Including special education students in “regular” classes is a process many educators fear will be difficult, time-consuming, and yet another burden for teachers weighted down by mandates. Educators and others in society, though, have to start viewing inclusion as a right and a social justice issue, not just an educational concern, according to Dr. Mara Sapon-Shevin, a professor of education at Syracuse University. And with the proper training and support for teachers and students, it can work, she said.

Inclusion teaches children how to live in “diverse, democratic communities,”. Segregating special education students or those with disabilities deprives them of valuable peer interaction and affects the quality of their education and prevents other children from learning from them.

It’s very hard to learn to be comfortable with the difference in the absence of diversity. Attempting to do so leads to abstract and theoretical learning rather than the concrete, grounded understanding that allows us to breathe deeply into our commonalities and our differences, confident of our places in the world and our abilities to connect well with others.

Inclusion also means that we pay careful attention to issues of social justice and diversity. How do children talk to one another? Do they help one another? Is there teasing or exclusion going on? Teachers spend considerable energy helping students understand their own and others’ differences and children are encouraged to ask respectful questions and to learn about one another. Helping is considered essential in the classroom, and time is spent teaching students to support one another through peer mentoring, collaborative learning, and other forms of peer support. In the inclusive classrooms, it matters how people treat one another. Learning to live together in a democratic society is one of the key goals of the inclusive classroom.

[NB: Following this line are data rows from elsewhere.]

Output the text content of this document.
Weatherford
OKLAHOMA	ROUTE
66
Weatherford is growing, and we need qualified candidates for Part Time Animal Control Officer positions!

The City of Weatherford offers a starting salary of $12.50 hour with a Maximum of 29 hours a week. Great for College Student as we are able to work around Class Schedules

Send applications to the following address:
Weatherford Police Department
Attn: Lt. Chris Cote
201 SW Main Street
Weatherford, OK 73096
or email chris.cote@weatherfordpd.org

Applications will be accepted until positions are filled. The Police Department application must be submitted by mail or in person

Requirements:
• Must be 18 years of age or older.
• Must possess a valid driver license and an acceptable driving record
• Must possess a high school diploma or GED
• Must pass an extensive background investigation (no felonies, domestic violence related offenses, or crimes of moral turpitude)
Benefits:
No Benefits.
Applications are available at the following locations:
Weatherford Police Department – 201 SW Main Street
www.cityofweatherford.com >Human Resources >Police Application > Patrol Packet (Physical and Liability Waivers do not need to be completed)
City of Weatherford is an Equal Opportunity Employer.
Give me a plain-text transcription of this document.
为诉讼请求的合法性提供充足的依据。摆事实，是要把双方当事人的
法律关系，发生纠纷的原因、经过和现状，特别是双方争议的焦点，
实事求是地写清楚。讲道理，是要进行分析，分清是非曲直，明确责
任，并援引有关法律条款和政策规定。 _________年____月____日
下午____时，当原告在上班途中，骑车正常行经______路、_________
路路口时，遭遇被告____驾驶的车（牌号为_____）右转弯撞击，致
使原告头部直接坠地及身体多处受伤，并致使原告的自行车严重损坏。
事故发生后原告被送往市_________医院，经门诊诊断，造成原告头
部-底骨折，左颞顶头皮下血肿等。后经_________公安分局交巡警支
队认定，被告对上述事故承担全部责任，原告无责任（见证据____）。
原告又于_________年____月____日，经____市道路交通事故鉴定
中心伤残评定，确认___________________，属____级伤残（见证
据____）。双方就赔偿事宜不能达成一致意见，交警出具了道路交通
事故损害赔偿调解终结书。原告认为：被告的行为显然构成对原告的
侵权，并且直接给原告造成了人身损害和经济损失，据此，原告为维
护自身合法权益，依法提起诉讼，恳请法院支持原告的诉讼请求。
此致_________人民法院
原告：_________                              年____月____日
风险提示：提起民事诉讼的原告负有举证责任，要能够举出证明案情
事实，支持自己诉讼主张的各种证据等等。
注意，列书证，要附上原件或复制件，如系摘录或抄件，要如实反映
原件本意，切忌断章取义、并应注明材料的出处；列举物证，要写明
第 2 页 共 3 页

Every parent wants his or her child to grow up to be able to move through the world with confidence and skill, and much of that will depend on the kind of education they have received. Inclusion is not a “favor” for students with disabilities. Inclusion is a gift we give ourselves, the gift of understanding, the gift of knowing that we are all members of the human race, and that true joy comes in building genuine relationships with a wide range of other people.

It is completely reasonable for teachers to be concerned that they are being asked to take on lots of responsibilities in the classroom without adequate support. Asking teachers to meet the needs of a wide range of learners without educational and personal resources is a formula for frustration and failure. Teachers need to demand (and schools must provide) adequate training and support for inclusion, not only before students are included, but on an ongoing basis. Abandoning teachers with challenging students is irresponsible and unethical and doesn’t lead to success for teachers, students, or their families.

It must also be said that many teachers have found that good teaching — responsive, active, participatory, and multi-level — benefits all students. It is not a zero-sum game in which making visuals to help Jonas hurts Carlos’ education or that allowing Tiana to use manipulatives damages Malik’s math skills. The more teachers broaden their curriculum and allow multiple entry and participation levels, the more students they are likely to reach. The more adaptations and modification are “standard,” the less stigmatizing or problematic variation becomes for any student.